EduMate configures clients for both Gemini (production) and Ollama (local alternative):
# Gemini via OpenAI-compatible API
open_ai_client = OpenAI(
    api_key=GEMINI_API_KEY,
    base_url="https://generativelanguage.googleapis.com/v1beta/openai",
)

# Ollama for local models (alternative)
ollama_client = Client(
    host='http://localhost:11434'
)

Gemini (Default)

Production LLM
  • Model: gemini-2.5-flash-lite
  • Structured output support
  • High-quality generation

Ollama (Alternative)

Local LLM
  • Model: llama3.2:1b (commented)
  • Fully offline operation
  • Privacy-focused deployment

Benefits of RAG Architecture

1

Factual Grounding

Questions are based on actual document content, not LLM parametric memory, reducing hallucinations.
2

Source Traceability

Each generated question can be traced back to specific pages and documents for verification.
3

Domain Adaptation

No model fine-tuning required—simply index new documents to support new subjects.
4

Scalability

Vector search scales to millions of documents with sub-second retrieval times.
5

Privacy

Local embedding model (Ollama) means sensitive educational content never leaves your infrastructure.

RAG vs.
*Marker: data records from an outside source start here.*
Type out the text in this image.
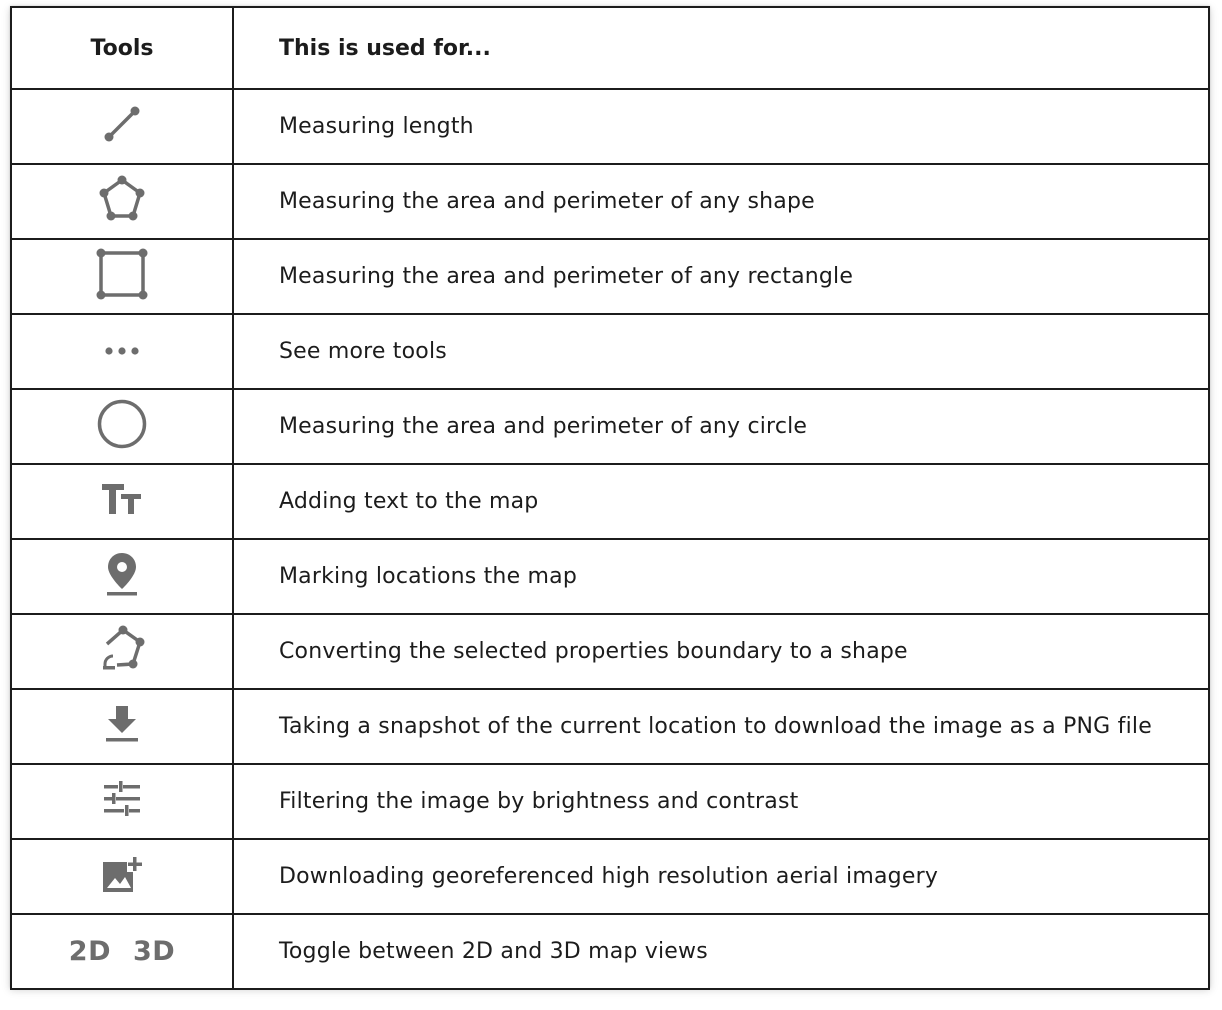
Tools	This is used for...

	Measuring length

	Measuring the area and perimeter of any shape

	Measuring the area and perimeter of any rectangle

	See more tools

	Measuring the area and perimeter of any circle

	Adding text to the map

	Marking locations the map

	Converting the selected properties boundary to a shape

	Taking a snapshot of the current location to download the image as a PNG file

	Filtering the image by brightness and contrast

	Downloading georeferenced high resolution aerial imagery
2D 3D	Toggle between 2D and 3D map views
Fine-Tuning

ApproachRAG (EduMate)Fine-Tuning
Setup TimeMinutes (just index docs)Days/weeks (training required)
CostLow (inference only)High (GPU training)
UpdatabilityInstant (add new docs)Slow (retrain model)
Factual AccuracyHigh (grounded in sources)Variable (can hallucinate)
TraceabilityFull (source + page metadata)None (black box)
RAG is ideal for educational applications where content changes frequently and factual accuracy is critical.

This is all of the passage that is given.